No internet in the house, so here is yesterday’s entry into the blogosphere:
As I type stories are being written about a team of Thai soccer kids being rescued from a cave deep below the earth. In the room near me my family watches Sherlock Holmes. On my email a Quora debate rages as to the strongest Marvel characters. I sit here reflecting on my life and my limits, wondering why I never became the superhero my youth suggested.

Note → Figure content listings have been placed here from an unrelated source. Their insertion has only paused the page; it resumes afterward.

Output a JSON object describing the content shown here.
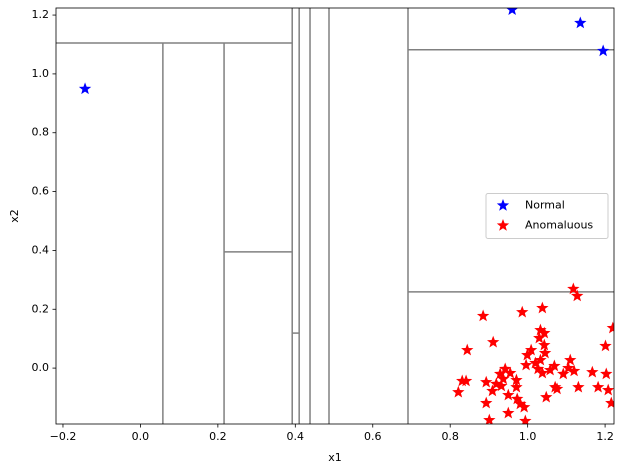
{
  "chart_data": {
    "type": "scatter",
    "marker": "star",
    "xlabel": "x1",
    "ylabel": "x2",
    "xlim": [
      -0.218,
      1.223
    ],
    "ylim": [
      -0.19,
      1.224
    ],
    "xticks": [
      {
        "value": -0.2,
        "label": "−0.2"
      },
      {
        "value": 0,
        "label": "0.0"
      },
      0.2,
      0.4,
      0.6,
      0.8,
      {
        "value": 1,
        "label": "1.0"
      },
      1.2
    ],
    "yticks": [
      {
        "value": 0,
        "label": "0.0"
      },
      0.2,
      0.4,
      0.6,
      0.8,
      {
        "value": 1,
        "label": "1.0"
      },
      1.2
    ],
    "legend": "center right",
    "line_color": "#808080",
    "partition_lines": [
      {
        "x": [
          0.392,
          0.392
        ],
        "y": [
          -0.19,
          1.224
        ]
      },
      {
        "x": [
          -0.218,
          0.392
        ],
        "y": [
          1.105,
          1.105
        ]
      },
      {
        "x": [
          0.058,
          0.058
        ],
        "y": [
          -0.19,
          1.105
        ]
      },
      {
        "x": [
          0.216,
          0.216
        ],
        "y": [
          -0.19,
          1.105
        ]
      },
      {
        "x": [
          0.216,
          0.392
        ],
        "y": [
          0.395,
          0.395
        ]
      },
      {
        "x": [
          0.41,
          0.41
        ],
        "y": [
          -0.19,
          1.224
        ]
      },
      {
        "x": [
          0.392,
          0.41
        ],
        "y": [
          0.119,
          0.119
        ]
      },
      {
        "x": [
          0.438,
          0.438
        ],
        "y": [
          -0.19,
          1.224
        ]
      },
      {
        "x": [
          0.487,
          0.487
        ],
        "y": [
          -0.19,
          1.224
        ]
      },
      {
        "x": [
          0.691,
          0.691
        ],
        "y": [
          -0.19,
          1.224
        ]
      },
      {
        "x": [
          0.691,
          1.223
        ],
        "y": [
          1.082,
          1.082
        ]
      },
      {
        "x": [
          0.691,
          1.223
        ],
        "y": [
          0.259,
          0.259
        ]
      }
    ],
    "series": [
      {
        "name": "Normal",
        "color": "blue",
        "x": [
          -0.143,
          0.96,
          1.136,
          1.195
        ],
        "values": [
          0.949,
          1.218,
          1.173,
          1.078
        ]
      },
      {
        "name": "Anomaluous",
        "color": "red",
        "x": [
          0.821,
          0.831,
          0.844,
          0.841,
          0.885,
          0.911,
          0.929,
          0.942,
          0.937,
          0.95,
          0.955,
          0.971,
          0.986,
          0.991,
          0.996,
          0.999,
          1.009,
          1.03,
          1.038,
          1.043,
          1.043,
          1.045,
          1.027,
          1.033,
          1.038,
          1.048,
          1.069,
          1.071,
          1.076,
          1.092,
          1.105,
          1.11,
          1.12,
          1.118,
          1.128,
          1.131,
          1.167,
          1.182,
          1.201,
          1.203,
          1.208,
          1.216,
          1.22,
          0.909,
          0.901,
          0.893,
          0.932,
          0.95,
          0.971,
          0.981,
          0.973,
          0.893,
          0.919,
          1.02,
          1.058,
          1.033,
          0.994
        ],
        "values": [
          -0.082,
          -0.044,
          0.061,
          -0.044,
          0.177,
          0.088,
          -0.02,
          -0.003,
          -0.037,
          -0.092,
          -0.017,
          -0.041,
          0.19,
          -0.133,
          0.01,
          0.044,
          0.061,
          0.102,
          0.204,
          0.119,
          0.078,
          0.051,
          -0.003,
          0.027,
          -0.017,
          -0.099,
          0.007,
          -0.065,
          -0.071,
          -0.02,
          0.0,
          0.027,
          -0.01,
          0.269,
          0.245,
          -0.065,
          -0.014,
          -0.065,
          0.075,
          -0.02,
          -0.075,
          -0.119,
          0.136,
          -0.078,
          -0.177,
          -0.119,
          -0.061,
          -0.153,
          -0.065,
          -0.122,
          -0.105,
          -0.048,
          -0.054,
          0.017,
          -0.007,
          0.129,
          -0.18
        ]
      }
    ]
  }
}
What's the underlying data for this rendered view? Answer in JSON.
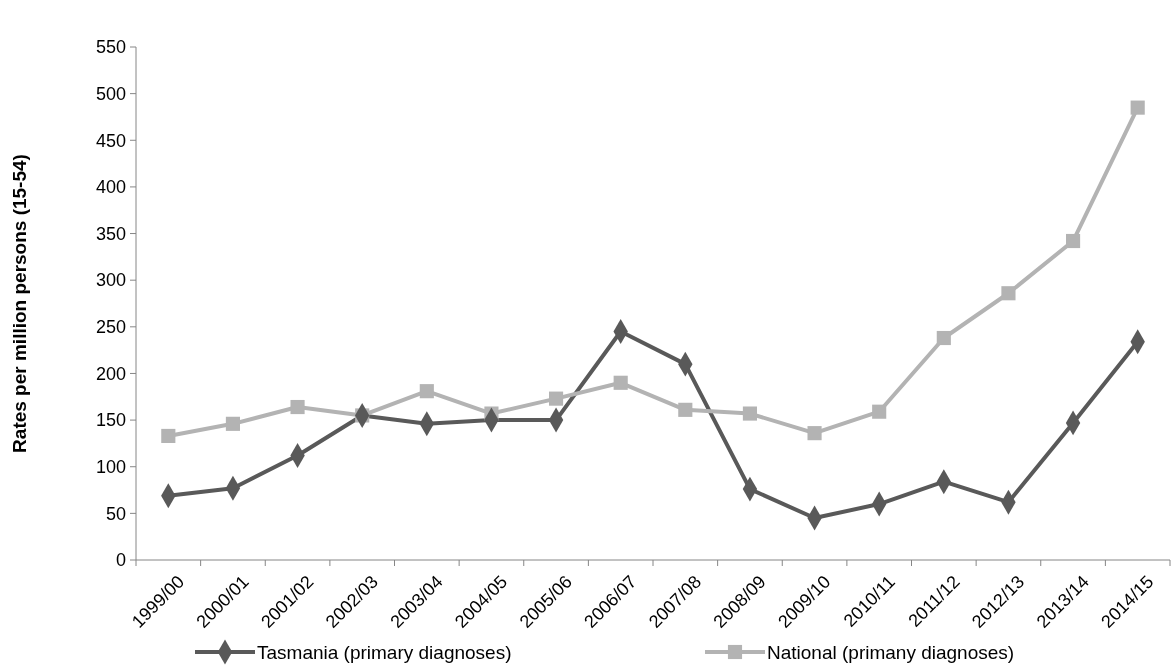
{
  "chart_data": {
    "type": "line",
    "ylabel": "Rates per million persons (15-54)",
    "categories": [
      "1999/00",
      "2000/01",
      "2001/02",
      "2002/03",
      "2003/04",
      "2004/05",
      "2005/06",
      "2006/07",
      "2007/08",
      "2008/09",
      "2009/10",
      "2010/11",
      "2011/12",
      "2012/13",
      "2013/14",
      "2014/15"
    ],
    "series": [
      {
        "name": "Tasmania (primary diagnoses)",
        "color": "#595959",
        "marker": "diamond",
        "values": [
          69,
          77,
          112,
          155,
          146,
          150,
          150,
          245,
          210,
          76,
          45,
          60,
          84,
          62,
          147,
          234
        ]
      },
      {
        "name": "National (primany diagnoses)",
        "color": "#b3b3b3",
        "marker": "square",
        "values": [
          133,
          146,
          164,
          155,
          181,
          157,
          173,
          190,
          161,
          157,
          136,
          159,
          238,
          286,
          342,
          485
        ]
      }
    ],
    "ylim": [
      0,
      550
    ],
    "yticks": [
      0,
      50,
      100,
      150,
      200,
      250,
      300,
      350,
      400,
      450,
      500,
      550
    ],
    "grid": false,
    "legend": "bottom",
    "line_style": "solid"
  }
}
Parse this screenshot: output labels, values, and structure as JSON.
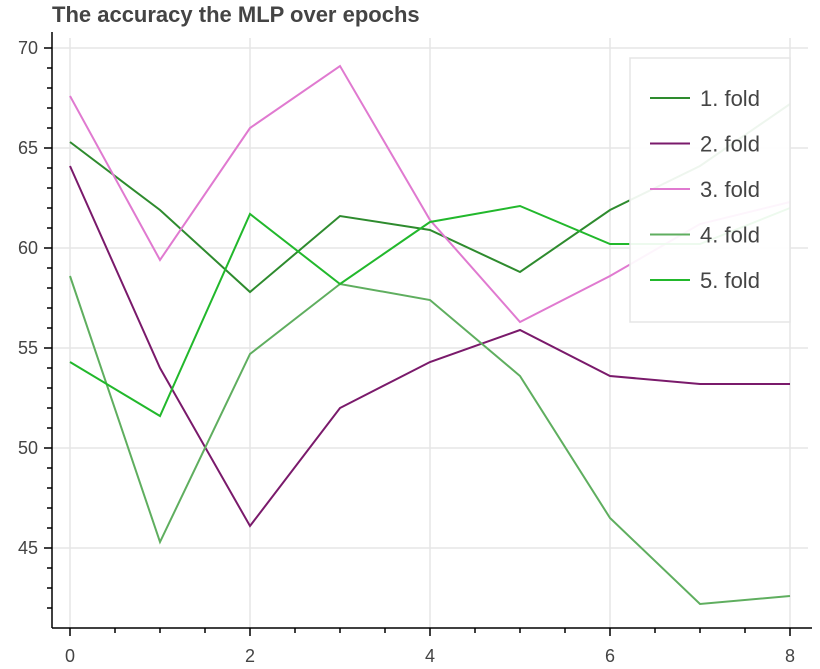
{
  "chart_data": {
    "type": "line",
    "title": "The accuracy the MLP over epochs",
    "xlabel": "",
    "ylabel": "",
    "x": [
      0,
      1,
      2,
      3,
      4,
      5,
      6,
      7,
      8
    ],
    "xlim": [
      -0.2,
      8.2
    ],
    "ylim": [
      41,
      70.5
    ],
    "xticks": [
      0,
      2,
      4,
      6,
      8
    ],
    "yticks": [
      45,
      50,
      55,
      60,
      65,
      70
    ],
    "grid": true,
    "legend_position": "top-right",
    "series": [
      {
        "name": "1. fold",
        "color": "#2e8b2e",
        "values": [
          65.3,
          61.9,
          57.8,
          61.6,
          60.9,
          58.8,
          61.9,
          64.1,
          67.2
        ]
      },
      {
        "name": "2. fold",
        "color": "#7a1a6b",
        "values": [
          64.1,
          54.0,
          46.1,
          52.0,
          54.3,
          55.9,
          53.6,
          53.2,
          53.2
        ]
      },
      {
        "name": "3. fold",
        "color": "#e07ad0",
        "values": [
          67.6,
          59.4,
          66.0,
          69.1,
          61.4,
          56.3,
          58.6,
          61.2,
          62.3
        ]
      },
      {
        "name": "4. fold",
        "color": "#5fae5f",
        "values": [
          58.6,
          45.3,
          54.7,
          58.2,
          57.4,
          53.6,
          46.5,
          42.2,
          42.6
        ]
      },
      {
        "name": "5. fold",
        "color": "#22b82c",
        "values": [
          54.3,
          51.6,
          61.7,
          58.2,
          61.3,
          62.1,
          60.2,
          60.2,
          62.0
        ]
      }
    ]
  }
}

I used to have this quote that went something like, “If I dropped out of society for twenty years, trained every day, I could become the ultimate badass.” I didn’t do any of that. In truth I allowed myself to continue to believe that a lack of specialization and, ultimately, dedication allowed me to still have the option to do anything. Reality suggests that I was very very wrong about this. In truth, I stopped learning and stopped improving. Instead my skillset hardened and atrophied around a very limited range of inputs and abilities. I didn’t get great at anything. My ability to get good at anything new rusted in place.
I’m knocking off much of that rust as we speak. See, the secret isn’t to drop everything to learn one thing or give up on specialization in order to wait for that perfect storm of knowing. Instead the key is to actually learn. The key is to do as Holmes does and observe and absorb it all. Learn everything around you and you will be learned.
Forty plus years to figure out the stuff I knew best as a baby.